In the backdrop (or perhaps the forefront?) of Nigeria’s currency fiasco has been the role of speculators in the currency’s “parallel” market. When the CBN restricted commercial banks from reselling foreign exchange bought at auction or any other sources on the interbank market, the black market (not surprisingly) boomed. Rates reached as high as N190 per USD, which the CBN blamed on hoarding.

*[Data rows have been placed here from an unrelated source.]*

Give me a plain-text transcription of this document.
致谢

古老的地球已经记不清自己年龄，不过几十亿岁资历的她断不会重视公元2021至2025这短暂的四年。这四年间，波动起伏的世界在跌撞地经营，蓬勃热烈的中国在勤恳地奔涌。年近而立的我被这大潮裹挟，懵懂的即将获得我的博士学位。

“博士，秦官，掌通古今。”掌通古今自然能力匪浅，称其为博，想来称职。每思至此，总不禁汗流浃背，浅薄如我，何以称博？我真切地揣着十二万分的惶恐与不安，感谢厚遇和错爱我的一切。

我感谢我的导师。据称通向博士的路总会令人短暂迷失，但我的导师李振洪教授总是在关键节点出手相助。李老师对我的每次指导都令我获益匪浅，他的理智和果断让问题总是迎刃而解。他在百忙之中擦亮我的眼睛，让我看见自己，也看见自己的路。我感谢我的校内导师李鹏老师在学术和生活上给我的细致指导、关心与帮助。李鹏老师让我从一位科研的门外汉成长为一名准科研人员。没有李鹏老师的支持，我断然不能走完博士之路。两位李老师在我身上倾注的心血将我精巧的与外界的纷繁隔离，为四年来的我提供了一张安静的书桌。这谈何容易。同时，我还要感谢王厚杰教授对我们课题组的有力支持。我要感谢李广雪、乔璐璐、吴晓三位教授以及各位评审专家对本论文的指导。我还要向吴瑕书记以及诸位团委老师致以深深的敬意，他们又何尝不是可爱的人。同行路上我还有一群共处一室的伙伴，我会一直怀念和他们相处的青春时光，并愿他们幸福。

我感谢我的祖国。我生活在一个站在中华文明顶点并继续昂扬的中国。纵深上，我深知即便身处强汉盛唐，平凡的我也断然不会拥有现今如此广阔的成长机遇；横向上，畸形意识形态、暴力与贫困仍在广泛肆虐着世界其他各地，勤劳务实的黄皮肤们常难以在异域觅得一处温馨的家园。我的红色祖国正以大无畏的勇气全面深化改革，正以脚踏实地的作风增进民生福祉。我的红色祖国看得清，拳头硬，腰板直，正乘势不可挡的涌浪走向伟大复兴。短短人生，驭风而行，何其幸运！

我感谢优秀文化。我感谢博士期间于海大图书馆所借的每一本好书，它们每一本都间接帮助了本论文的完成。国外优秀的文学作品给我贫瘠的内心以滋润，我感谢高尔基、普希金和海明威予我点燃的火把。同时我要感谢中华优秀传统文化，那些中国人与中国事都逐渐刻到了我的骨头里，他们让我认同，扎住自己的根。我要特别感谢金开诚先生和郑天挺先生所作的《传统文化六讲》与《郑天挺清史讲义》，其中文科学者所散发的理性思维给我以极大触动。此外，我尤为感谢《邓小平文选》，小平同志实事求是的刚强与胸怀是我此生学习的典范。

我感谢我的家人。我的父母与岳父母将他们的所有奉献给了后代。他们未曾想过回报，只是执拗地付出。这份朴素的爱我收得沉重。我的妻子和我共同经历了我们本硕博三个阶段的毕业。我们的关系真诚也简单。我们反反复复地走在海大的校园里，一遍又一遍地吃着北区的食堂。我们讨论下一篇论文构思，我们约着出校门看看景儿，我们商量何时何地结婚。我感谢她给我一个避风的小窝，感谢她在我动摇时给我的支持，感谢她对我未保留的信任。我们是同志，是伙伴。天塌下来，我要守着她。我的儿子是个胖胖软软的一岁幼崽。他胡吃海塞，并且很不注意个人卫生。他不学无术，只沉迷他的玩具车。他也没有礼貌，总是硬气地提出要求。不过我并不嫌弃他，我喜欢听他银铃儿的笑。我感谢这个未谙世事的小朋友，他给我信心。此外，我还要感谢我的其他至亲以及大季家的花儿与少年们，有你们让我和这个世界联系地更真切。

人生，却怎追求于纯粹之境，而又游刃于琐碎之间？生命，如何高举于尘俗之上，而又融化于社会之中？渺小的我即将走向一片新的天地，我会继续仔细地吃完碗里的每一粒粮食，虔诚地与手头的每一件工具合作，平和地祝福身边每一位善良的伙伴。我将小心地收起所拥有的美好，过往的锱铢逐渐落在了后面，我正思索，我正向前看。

The Chilean peso has gained 8.6% this year, the biggest increase among the six most-traded currencies in Latin America.  During Wednesday trading, however, that number fell, with the peso reaching 595.80 per dollar from 587.85 a day earlier.

That said, pending dollar sales by the Finance Ministry, announced on Feb. 23 as part of an economic stimulus plan, will extend the dollar’s slide during the coming weeks, according to Celfin Capital in Santiago.  “We could reach 550-570 [per dollar],” noted the firm’s head economist, Cristian Gardeweg.

Is an RMB (yuan) depreciation in the offing?  Michael Pettis, a professor at Peking University’s Guanghua School of Management, where he specializes in Chinese financial markets, noted Monday that President Hu Jintao’s speech at this past weekend’s Politburo meeting leaves some wondering.

According to today’s People’s Daily, besides warning “that the global financial turmoil will make it harder for China to maintain the pace of its economic development in the near future”, [Hu] said, in a widely noted comment, that “with the spread of the global financial crisis, China is losing its competitive edge in the world market as international demand is reduced.”

What exactly does this mean? It is worth noting that this has come in the context of recent RMB weakness. According to a Bloomberg piece today, “China’s yuan fell by the most in seven weeks, three days before U.S. Treasury Secretary Henry Paulson visits Beijing for trade talks, on speculation the central bank wants to weaken the currency to spur the economy.” Meanwhile calls for depreciation of the RMB are getting more common, and more and more commentators are beginning to wonder if we might not see a conscious strategy of RMB depreciation.

The yuan has been somewhat of a ‘safe haven’ these past few months, which in turn has helped cushion other regional ‘proxy’ currencies such as TWD, MYR, and HKD.  But a weakened yuan, likewise, could cause an exodus of capital that would extend into the other Asian economies.